There is no doubt that a bail-out just of cars, and within that specifically of Detroit, would qualify for countervailing action and dispute settlement challenges. It is important therefore that Mr Obama declare unambiguously that any bail-out will be WTO-consistent, because every other country will otherwise be emboldened to follow suit. Mr Obama, who has properly denounced unilateralism, should also not be the president who undermines respect for the rule of law that the WTO embodies at the multilateral level.
If Mr Obama's silences on multilateral trade are disturbing, should we be pleased by his strictures against bilateral free-trade agreements? On closer examination, though, this is not a vote for multilateralism but just the opposite. To understand this paradox, consider that labour union lobbies and their political friends have decided that the ideal defence against competition from the poor countries is to raise their cost of production by forcing their standards up, claiming that competition with countries with lower standards is "unfair". "Free but fair trade" becomes an exercise in insidious protectionism that few recognise as such.
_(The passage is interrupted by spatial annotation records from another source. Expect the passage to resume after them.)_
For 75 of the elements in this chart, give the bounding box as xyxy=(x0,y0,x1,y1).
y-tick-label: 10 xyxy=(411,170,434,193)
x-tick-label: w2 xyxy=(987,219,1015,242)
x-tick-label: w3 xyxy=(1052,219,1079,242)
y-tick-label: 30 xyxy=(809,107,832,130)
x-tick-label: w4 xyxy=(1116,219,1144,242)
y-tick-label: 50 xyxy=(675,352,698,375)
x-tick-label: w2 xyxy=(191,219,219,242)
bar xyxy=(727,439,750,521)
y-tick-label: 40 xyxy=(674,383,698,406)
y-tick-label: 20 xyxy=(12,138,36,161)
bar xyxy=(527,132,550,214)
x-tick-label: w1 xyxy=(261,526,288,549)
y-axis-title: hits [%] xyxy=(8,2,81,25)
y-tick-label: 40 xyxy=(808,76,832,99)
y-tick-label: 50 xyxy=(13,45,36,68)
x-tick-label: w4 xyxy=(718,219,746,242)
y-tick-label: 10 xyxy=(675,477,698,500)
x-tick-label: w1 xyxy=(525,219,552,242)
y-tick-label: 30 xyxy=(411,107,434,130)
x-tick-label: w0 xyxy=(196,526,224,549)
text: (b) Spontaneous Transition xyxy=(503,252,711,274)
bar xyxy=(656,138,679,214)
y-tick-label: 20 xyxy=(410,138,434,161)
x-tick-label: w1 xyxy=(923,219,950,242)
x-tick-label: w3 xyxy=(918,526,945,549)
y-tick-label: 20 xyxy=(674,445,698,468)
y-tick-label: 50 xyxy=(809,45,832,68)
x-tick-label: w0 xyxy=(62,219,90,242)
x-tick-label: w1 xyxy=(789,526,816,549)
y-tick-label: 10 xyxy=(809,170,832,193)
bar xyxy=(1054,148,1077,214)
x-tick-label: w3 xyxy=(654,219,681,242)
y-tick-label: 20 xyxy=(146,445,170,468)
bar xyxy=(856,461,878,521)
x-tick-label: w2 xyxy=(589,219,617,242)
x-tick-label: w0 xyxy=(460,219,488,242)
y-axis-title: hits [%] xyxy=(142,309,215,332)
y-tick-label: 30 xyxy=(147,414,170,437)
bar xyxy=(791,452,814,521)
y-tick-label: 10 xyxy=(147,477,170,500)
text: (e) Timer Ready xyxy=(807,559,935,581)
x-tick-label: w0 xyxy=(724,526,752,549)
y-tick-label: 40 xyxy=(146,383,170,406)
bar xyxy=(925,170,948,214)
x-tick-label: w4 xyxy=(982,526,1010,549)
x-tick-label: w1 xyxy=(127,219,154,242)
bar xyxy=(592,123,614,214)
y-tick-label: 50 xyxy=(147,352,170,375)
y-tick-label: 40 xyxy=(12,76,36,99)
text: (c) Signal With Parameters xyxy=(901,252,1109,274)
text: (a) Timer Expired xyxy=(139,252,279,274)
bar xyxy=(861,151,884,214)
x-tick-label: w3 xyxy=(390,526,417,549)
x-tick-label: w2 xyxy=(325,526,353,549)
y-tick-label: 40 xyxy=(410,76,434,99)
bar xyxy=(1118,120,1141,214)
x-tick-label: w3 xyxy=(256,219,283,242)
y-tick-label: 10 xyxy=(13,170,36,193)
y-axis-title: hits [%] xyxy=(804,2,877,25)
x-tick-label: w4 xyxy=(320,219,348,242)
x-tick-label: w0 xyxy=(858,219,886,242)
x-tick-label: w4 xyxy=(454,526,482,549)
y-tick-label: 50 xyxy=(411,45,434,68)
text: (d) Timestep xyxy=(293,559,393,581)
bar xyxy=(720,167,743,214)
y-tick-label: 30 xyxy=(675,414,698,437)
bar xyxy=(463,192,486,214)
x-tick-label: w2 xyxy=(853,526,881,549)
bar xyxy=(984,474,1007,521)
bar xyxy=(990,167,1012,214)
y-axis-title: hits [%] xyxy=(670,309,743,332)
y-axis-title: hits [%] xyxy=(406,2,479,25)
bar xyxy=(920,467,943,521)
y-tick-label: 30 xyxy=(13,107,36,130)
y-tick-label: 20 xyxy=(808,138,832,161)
This cynical tactic can work only when the US is engaged in negotiating FTAs, typically with weak countries. It does not work for the multilateral system where powerful, democratic countries such as India and Brazil reject such trade-unrelated demands. So, the "fair trade" lobbies, which Mr Obama continues to embrace, gravitate towards FTAs rather than the WTO. The Democrats' opposition to occasional FTAs-including the latest one with Colombia-reflects, then, a recurring attempt at imposing yet more draconian demands on small countries rather than a preference for the multilateral trading system. If he is to embrace multilateralism and free trade forcefully, Mr Obama needs a stellar crew that will understand the protectionist nature of "fair trade" demands and dispel the unions' baseless fear that trade with poor countries harms American workers' wages.
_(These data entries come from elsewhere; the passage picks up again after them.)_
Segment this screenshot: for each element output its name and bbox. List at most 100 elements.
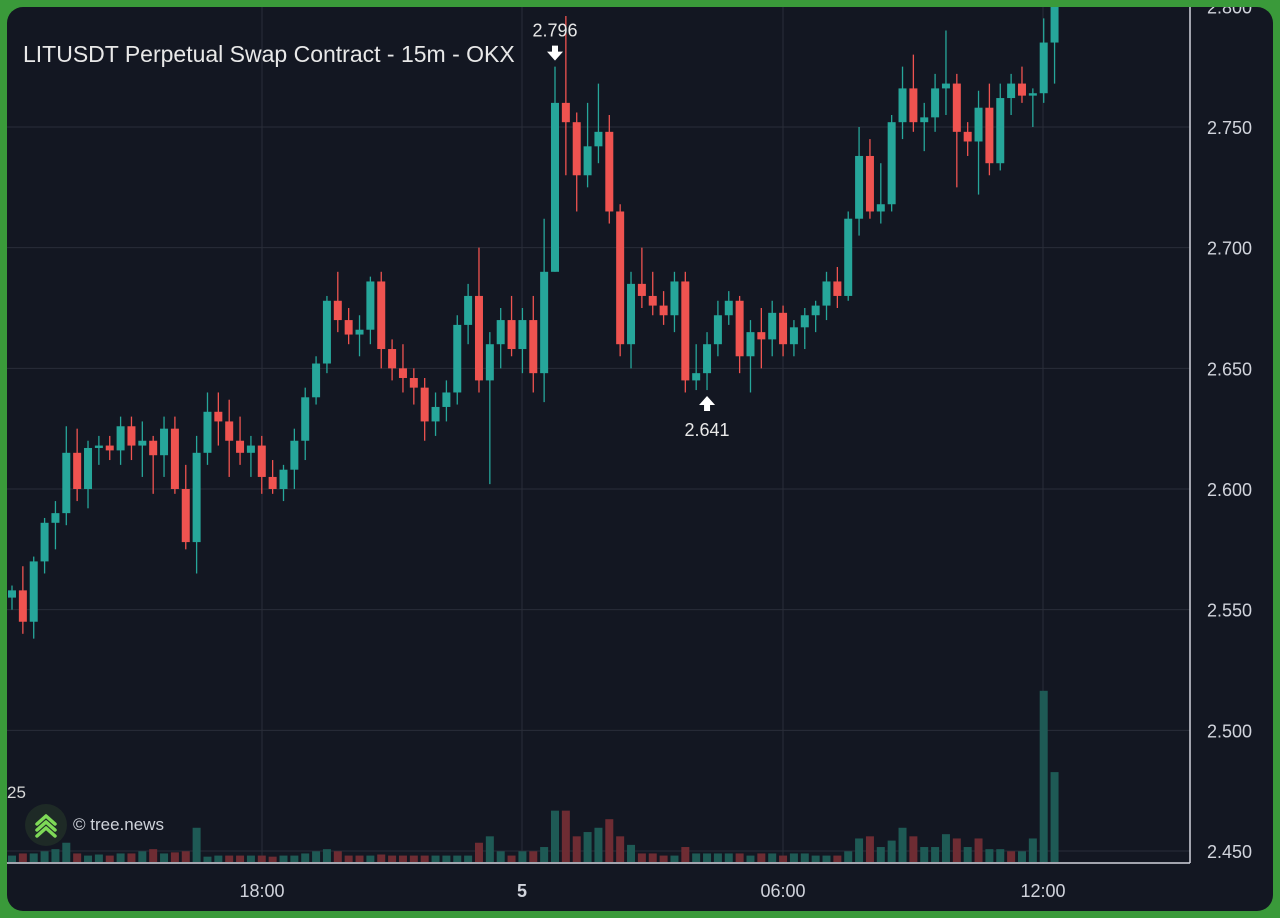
volume-bar [1017,851,1026,862]
candle-body [181,489,190,543]
volume-bar [203,856,212,862]
candle-body [724,300,733,316]
candle-body [62,452,71,514]
candle-body [246,445,255,453]
candle-body [833,281,842,296]
volume-bar [18,853,27,862]
volume-bar [40,851,49,862]
candle-body [377,281,386,350]
partial-axis-label: 25 [7,783,26,802]
volume-bar [51,849,60,862]
volume-bar [594,827,603,862]
volume-bar [398,855,407,862]
volume-bar [583,832,592,862]
volume-bar [670,855,679,862]
candlestick-chart[interactable]: 3.1003.0503.0002.9502.9002.8502.8002.750… [7,7,1273,911]
candle-body [464,295,473,325]
volume-bar [116,853,125,862]
candle-body [996,98,1005,164]
volume-bar [887,840,896,862]
y-tick-label: 2.500 [1207,721,1252,741]
volume-bar [344,855,353,862]
low-price-label: 2.641 [685,420,730,440]
volume-bar [1007,851,1016,862]
volume-bar [746,855,755,862]
candle-body [160,428,169,456]
volume-bar [735,853,744,862]
candle-body [974,107,983,142]
candle-body [648,295,657,306]
candle-body [779,312,788,345]
candle-body [290,440,299,470]
volume-bar [333,851,342,862]
candle-body [203,411,212,453]
volume-bar [681,847,690,862]
volume-bar [616,836,625,862]
candle-body [366,281,375,330]
candle-body [952,83,961,132]
candle-body [18,590,27,622]
candle-body [214,411,223,422]
volume-bar [377,854,386,862]
candle-body [1039,42,1048,94]
candle-body [388,349,397,369]
volume-bar [876,847,885,862]
candle-body [876,204,885,212]
candle-body [583,146,592,176]
volume-bar [551,810,559,862]
candle-body [931,88,940,118]
y-tick-label: 2.750 [1207,118,1252,138]
volume-bar [909,836,918,862]
volume-bar [246,855,255,862]
volume-bar [420,855,429,862]
y-tick-label: 2.450 [1207,842,1252,862]
volume-bar [138,851,147,862]
candle-body [474,295,483,381]
volume-bar [409,855,418,862]
y-tick-label: 2.600 [1207,480,1252,500]
candle-body [40,522,49,562]
candle-body [355,329,364,335]
volume-bar [811,855,820,862]
candle-body [681,281,690,381]
candle-body [127,426,136,446]
candle-body [398,368,407,378]
candle-body [540,271,549,374]
candle-body [51,513,60,523]
candle-body [735,300,744,357]
candle-body [279,469,288,490]
volume-bar [800,853,809,862]
volume-bar [301,853,310,862]
candle-body [257,445,266,477]
candle-body [594,131,603,147]
candle-body [333,300,342,321]
volume-bar [779,855,788,862]
candle-body [1050,7,1059,43]
volume-bar [540,847,549,862]
volume-bar [855,838,864,862]
volume-bar [290,855,299,862]
volume-bar [898,827,907,862]
volume-bar [322,849,331,862]
candle-body [518,320,527,350]
candle-body [963,131,972,142]
candle-body [312,363,321,398]
candle-body [909,88,918,123]
candle-body [670,281,679,316]
candle-body [789,327,798,345]
volume-bar [214,855,223,862]
volume-bar [1050,772,1059,862]
candle-body [1007,83,1016,99]
candle-body [811,305,820,316]
candle-body [1017,83,1026,96]
candle-body [496,320,505,345]
volume-bar [1028,838,1037,862]
candle-body [409,377,418,388]
volume-bar [518,851,527,862]
x-tick-label: 06:00 [760,881,805,901]
candle-body [692,373,701,381]
candle-body [898,88,907,123]
candle-body [431,406,440,422]
x-tick-label: 12:00 [1020,881,1065,901]
candle-body [1028,93,1037,96]
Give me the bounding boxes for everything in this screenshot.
Alas, his cabinet appointments include Mrs Clinton, whose trade scepticism is badly muddled at best, as secretary of state, and Hilda Solis, who reflects the anti-trade sentiments of the union federation, AFL-CIO, as labour secretary. His advisers include Robert Rubin, whose credibility on policy issues is undermined by Citigroup's receipt of large bail-out funds, and Larry Summers, the brilliant former Treasury secretary whose recent FT columns on trade and wages suggest prudence in the current political environment. The US trade representative position was offered to Congressman Xavier Becerra, a trade sceptic at best, and has now gone to Mayor Ron Kirk with credentials only as a supporter of the North American Free Trade Agreement, hardly suggesting a forceful presence in support of the open, multilateral trading regime.